Comment author: TheOtherDave 01 January 2012 03:21:29PM 1 point [-]

Sure, that seems true. Note that Bakkot didn't say that the costs to everyone else outweighed the costs to the mother, merely that the costs to everyone else were also substantial.

Comment author: [deleted] 02 January 2012 09:50:58AM *  2 points [-]

This point is less important. The idea is that a woman repeatedly getting pregnant and then killing the child is putting a lot of strain on society, both in terms of resources and in terms of comfort. We allow a lot of privileges for pregnant women and new mothers, with the expectation that they're trying to bring new people into society, something we encourage. If you're killing your kid out of sadism, you're not doing this, and society will have to adjust how all pregnant women are treated.

We already treat accidental pregnant women basically the same as those who planned their pregnancy. Clearly we should distinguish and discriminate between them rather than lump them into the "pregnant woman" category (I take a lighter tone in some of my other posts here to provoke thought, but I'm dead serious about this).

Also many people are way to stuck in their 21st century Eurocentric frame of mind to comprehend the personhood argument for infanticide properly.

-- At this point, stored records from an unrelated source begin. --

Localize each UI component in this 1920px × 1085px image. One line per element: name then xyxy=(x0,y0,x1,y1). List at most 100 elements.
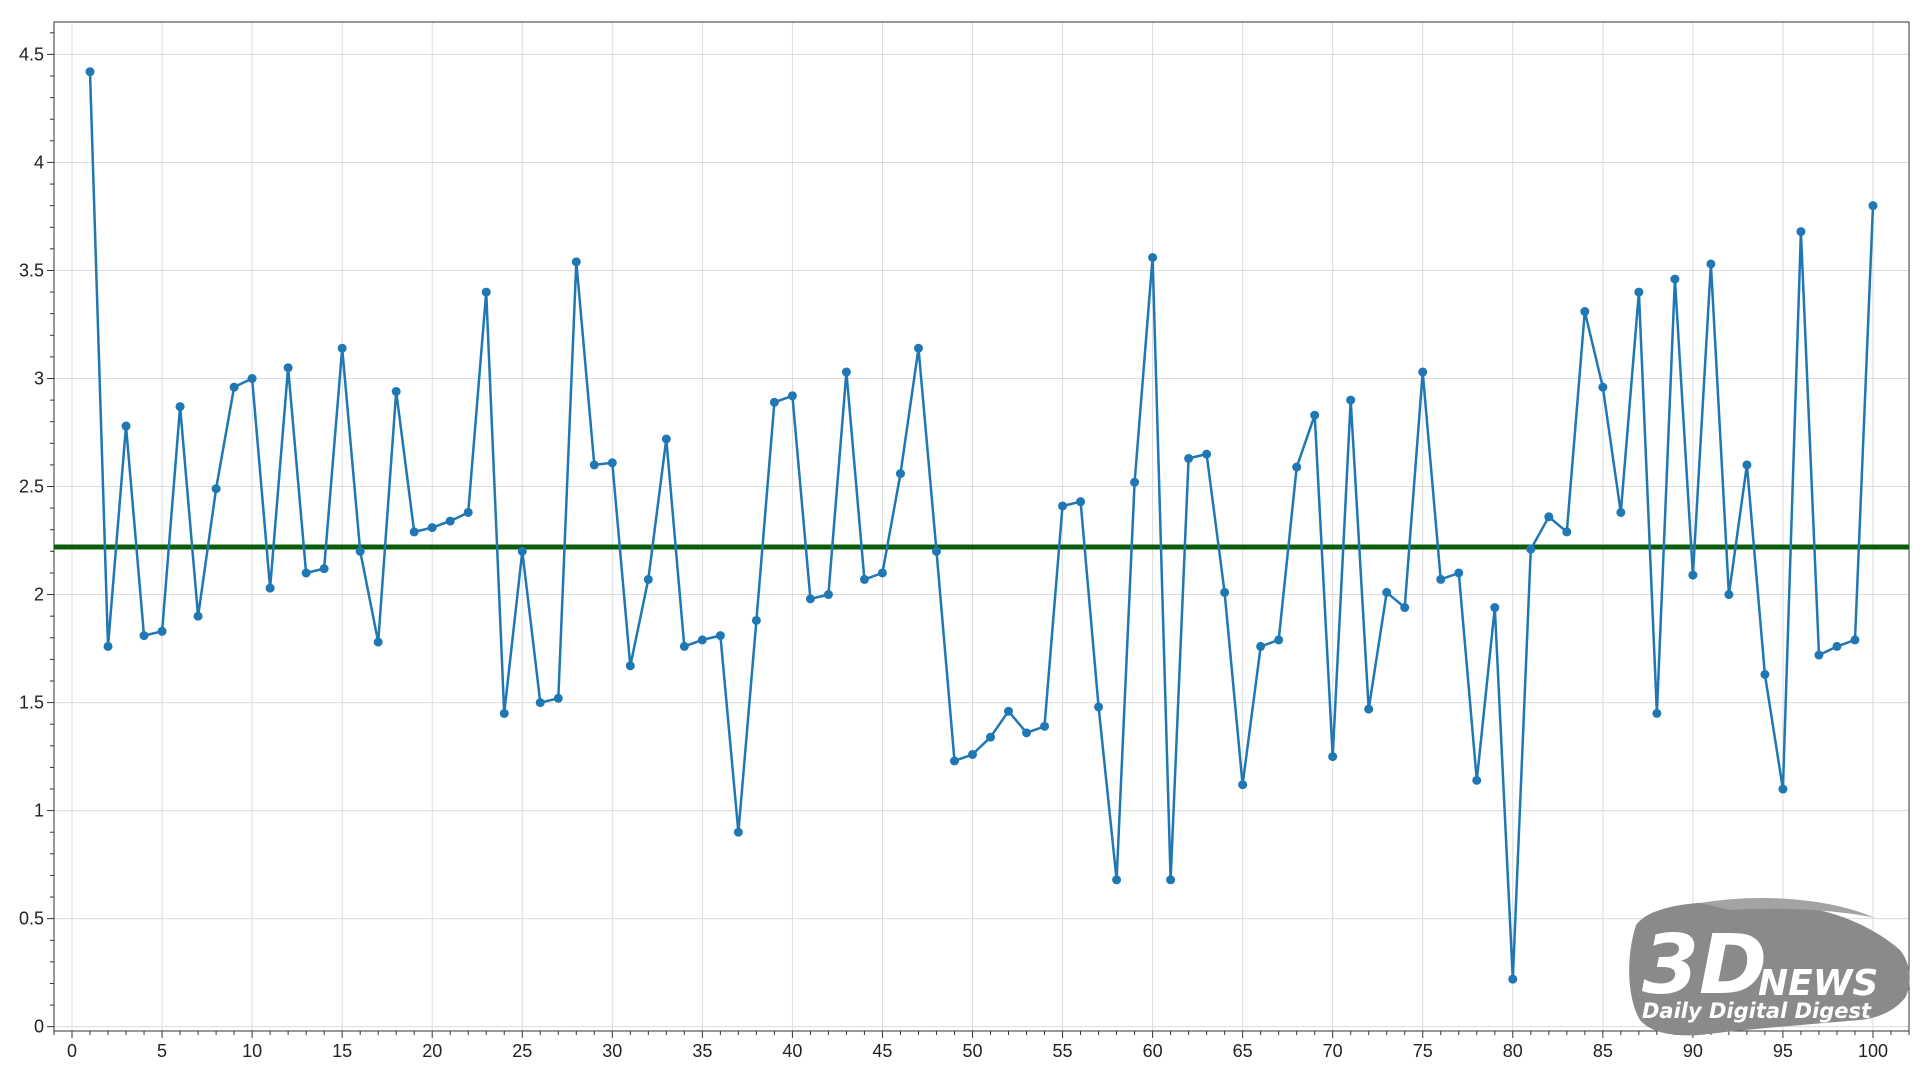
data-point xyxy=(967,749,977,759)
x-tick-label: 40 xyxy=(782,1041,802,1061)
x-tick-label: 35 xyxy=(692,1041,712,1061)
x-tick-label: 5 xyxy=(157,1041,167,1061)
data-point xyxy=(1706,259,1716,269)
data-point xyxy=(697,635,707,645)
data-point xyxy=(1328,752,1338,762)
data-point xyxy=(1238,780,1248,790)
data-point xyxy=(373,637,383,647)
data-point xyxy=(139,631,149,641)
data-point xyxy=(571,257,581,267)
x-tick-label: 30 xyxy=(602,1041,622,1061)
data-point xyxy=(337,343,347,353)
data-point xyxy=(1022,728,1032,738)
data-point xyxy=(1472,775,1482,785)
watermark-brush-streak xyxy=(1700,898,1875,918)
data-point xyxy=(1526,544,1536,554)
data-point xyxy=(103,641,113,651)
data-point xyxy=(643,574,653,584)
data-point xyxy=(1112,875,1122,885)
data-point xyxy=(1148,253,1158,263)
y-tick-label: 2.5 xyxy=(19,477,44,497)
data-point xyxy=(409,527,419,537)
data-point xyxy=(1796,227,1806,237)
x-tick-label: 85 xyxy=(1593,1041,1613,1061)
x-tick-label: 100 xyxy=(1858,1041,1888,1061)
data-point xyxy=(1400,603,1410,613)
data-point xyxy=(913,343,923,353)
data-point xyxy=(1454,568,1464,578)
x-tick-label: 20 xyxy=(422,1041,442,1061)
data-point xyxy=(1436,574,1446,584)
data-point xyxy=(625,661,635,671)
data-point xyxy=(1310,410,1320,420)
data-point xyxy=(1544,512,1554,522)
data-point xyxy=(1418,367,1428,377)
data-point xyxy=(986,732,996,742)
x-tick-label: 45 xyxy=(872,1041,892,1061)
data-point xyxy=(1274,635,1284,645)
watermark-3d-text: 3D xyxy=(1642,918,1767,1013)
x-tick-label: 0 xyxy=(67,1041,77,1061)
data-point xyxy=(949,756,959,766)
y-tick-label: 0.5 xyxy=(19,909,44,929)
data-point xyxy=(193,611,203,621)
data-point xyxy=(823,590,833,600)
series-group xyxy=(85,67,1878,984)
data-point xyxy=(1184,453,1194,463)
watermark-tagline: Daily Digital Digest xyxy=(1642,999,1872,1023)
data-point xyxy=(607,458,617,468)
data-point xyxy=(229,382,239,392)
data-point xyxy=(877,568,887,578)
data-point xyxy=(247,373,257,383)
data-point xyxy=(355,546,365,556)
data-point xyxy=(553,693,563,703)
data-point xyxy=(463,507,473,517)
data-point xyxy=(1688,570,1698,580)
grid-lines xyxy=(54,22,1909,1031)
data-point xyxy=(1292,462,1302,472)
data-point xyxy=(319,564,329,574)
data-point xyxy=(1004,706,1014,716)
watermark-logo: 3D NEWS Daily Digital Digest xyxy=(1629,898,1910,1036)
data-point xyxy=(1598,382,1608,392)
data-point xyxy=(1850,635,1860,645)
data-point xyxy=(1580,307,1590,317)
data-point xyxy=(1166,875,1176,885)
data-point xyxy=(1868,201,1878,211)
data-point xyxy=(661,434,671,444)
axes xyxy=(53,21,1910,1032)
data-point xyxy=(427,523,437,533)
series-line xyxy=(88,71,1875,981)
data-point xyxy=(1256,641,1266,651)
data-point xyxy=(175,402,185,412)
x-tick-label: 70 xyxy=(1323,1041,1343,1061)
data-point xyxy=(1670,274,1680,284)
x-tick-label: 65 xyxy=(1233,1041,1253,1061)
data-point xyxy=(1076,497,1086,507)
x-tick-label: 75 xyxy=(1413,1041,1433,1061)
x-tick-label: 95 xyxy=(1773,1041,1793,1061)
x-tick-label: 80 xyxy=(1503,1041,1523,1061)
data-point xyxy=(841,367,851,377)
x-tick-label: 25 xyxy=(512,1041,532,1061)
y-tick-label: 3 xyxy=(34,368,44,388)
data-point xyxy=(283,363,293,373)
x-tick-label: 60 xyxy=(1143,1041,1163,1061)
data-point xyxy=(895,469,905,479)
data-point xyxy=(1832,641,1842,651)
data-point xyxy=(481,287,491,297)
data-point xyxy=(1760,670,1770,680)
data-point xyxy=(1742,460,1752,470)
data-point xyxy=(499,708,509,718)
data-point xyxy=(85,67,95,77)
data-point xyxy=(769,397,779,407)
watermark-brush-shape xyxy=(1629,902,1910,1036)
x-tick-label: 10 xyxy=(242,1041,262,1061)
x-tick-label: 55 xyxy=(1053,1041,1073,1061)
x-tick-label: 50 xyxy=(962,1041,982,1061)
data-point xyxy=(1652,708,1662,718)
data-point xyxy=(679,641,689,651)
data-point xyxy=(859,574,869,584)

Let me help:

This point is less important. The idea is that a woman repeatedly getting pregnant and then aborting the child is putting a lot of strain on society, both in terms of resources and in terms of comfort. We allow a lot of privileges for pregnant women and new mothers, with the expectation that they're trying to bring new people into society, something we encourage. If you're killing your fetus out of sadism, you're not doing this, and society will have to adjust how all pregnant women are treated.